As Ashwini Mahajan puts it, "How can a small Indian farmer compete with subsidies provided by the US government? This is not an equal contest.”

Political dimensions

Politics inevitably shapes the debate, though in different ways across countries. In India, farmers constitute a large and influential voting bloc, making it politically risky for any government to ignore their concerns.

In the US, farmers represent a much smaller share of the population, but their lobby is extremely powerful. Agricultural policy there is shaped more by corporate and trade lobbying than by voter numbers. US officials have also hinted that tariff relief could be considered if India alters its position on Russian oil. At the same time, American farmers continue to press for access to India’s agricultural market, offering concessions in textiles and engineering goods in return.

Similarly, while the India–New Zealand FTA has been approved after the fifth round of talks, it still awaits parliamentary approval. New Zealand’s Foreign Minister Winston Peters, who also heads the NZ First Party, has opposed the deal, stating, "This will be our first trade deal that excludes major dairy products such as milk, cheese and butter.

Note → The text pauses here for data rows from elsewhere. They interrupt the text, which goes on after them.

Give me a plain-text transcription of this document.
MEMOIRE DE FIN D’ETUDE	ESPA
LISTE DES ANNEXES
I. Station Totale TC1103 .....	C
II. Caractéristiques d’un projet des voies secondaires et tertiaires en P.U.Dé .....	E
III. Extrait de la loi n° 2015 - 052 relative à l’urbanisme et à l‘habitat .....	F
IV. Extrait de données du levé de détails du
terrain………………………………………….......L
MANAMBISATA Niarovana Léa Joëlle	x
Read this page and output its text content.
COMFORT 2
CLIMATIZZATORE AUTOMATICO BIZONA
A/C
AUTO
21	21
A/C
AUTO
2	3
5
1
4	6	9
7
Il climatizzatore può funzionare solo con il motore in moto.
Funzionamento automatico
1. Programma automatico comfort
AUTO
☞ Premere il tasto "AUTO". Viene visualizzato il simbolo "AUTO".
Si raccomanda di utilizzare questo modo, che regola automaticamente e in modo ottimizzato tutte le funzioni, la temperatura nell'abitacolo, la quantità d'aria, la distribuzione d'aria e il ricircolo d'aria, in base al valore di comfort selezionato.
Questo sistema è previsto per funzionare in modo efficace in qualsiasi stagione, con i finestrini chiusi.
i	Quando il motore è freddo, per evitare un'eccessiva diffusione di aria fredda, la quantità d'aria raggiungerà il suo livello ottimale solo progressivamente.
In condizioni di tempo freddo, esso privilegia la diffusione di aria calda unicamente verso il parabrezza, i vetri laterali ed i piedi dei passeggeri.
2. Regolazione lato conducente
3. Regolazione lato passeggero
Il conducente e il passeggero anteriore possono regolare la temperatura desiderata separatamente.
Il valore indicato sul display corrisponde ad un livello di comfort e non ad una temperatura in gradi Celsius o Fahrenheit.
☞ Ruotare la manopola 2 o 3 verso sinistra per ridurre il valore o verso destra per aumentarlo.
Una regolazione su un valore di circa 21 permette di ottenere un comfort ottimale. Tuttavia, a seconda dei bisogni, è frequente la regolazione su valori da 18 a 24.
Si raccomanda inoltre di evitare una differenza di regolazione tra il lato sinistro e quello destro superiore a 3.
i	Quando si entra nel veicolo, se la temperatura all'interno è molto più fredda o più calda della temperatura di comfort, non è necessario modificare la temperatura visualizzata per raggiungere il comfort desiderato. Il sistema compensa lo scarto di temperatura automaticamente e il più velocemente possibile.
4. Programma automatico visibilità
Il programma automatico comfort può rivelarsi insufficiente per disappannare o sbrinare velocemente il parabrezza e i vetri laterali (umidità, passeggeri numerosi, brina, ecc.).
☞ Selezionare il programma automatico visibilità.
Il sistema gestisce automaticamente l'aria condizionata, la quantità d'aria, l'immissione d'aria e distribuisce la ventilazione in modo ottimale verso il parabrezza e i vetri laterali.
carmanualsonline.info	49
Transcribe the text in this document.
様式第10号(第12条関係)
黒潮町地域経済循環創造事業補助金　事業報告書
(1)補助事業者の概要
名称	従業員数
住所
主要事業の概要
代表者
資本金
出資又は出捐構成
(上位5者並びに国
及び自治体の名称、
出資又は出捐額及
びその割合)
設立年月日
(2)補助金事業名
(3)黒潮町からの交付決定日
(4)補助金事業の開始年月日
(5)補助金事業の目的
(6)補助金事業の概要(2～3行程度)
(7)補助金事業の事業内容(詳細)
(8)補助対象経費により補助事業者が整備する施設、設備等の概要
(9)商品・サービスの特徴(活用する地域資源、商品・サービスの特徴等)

This trade makes no sense, and our party will oppose it in Parliament.”

These products accounted for nearly $24 billion, or about 30% of New Zealand’s exports last year.In New Zealand, dairy is the backbone of the economy, contributing over 5% to GDP.

India, with a population exceeding 1.3 billion, represents an enormous potential market. This is why governments there face strong pressure to secure market access.

However, Mahajan notes, "For the US and New Zealand, it is relatively easy to find alternative markets if India does not open up. For India, this issue is far more sensitive.

Why India refuses to bend

Taken together, the picture is clear. Dairy is not just another tradable sector for India. It underpins rural employment, nutrition, food security and social stability.

As Vijay Sardana and Ashwini Mahajan both argue, no matter how intense the pressure, India should not open its dairy sector. This decision is not about short-term gains or losses, but about protecting future generations.

That is why, despite pressure from Washington and Wellington alike, India has drawn a firm red line on dairy, and for now, there are no signs of it being erased.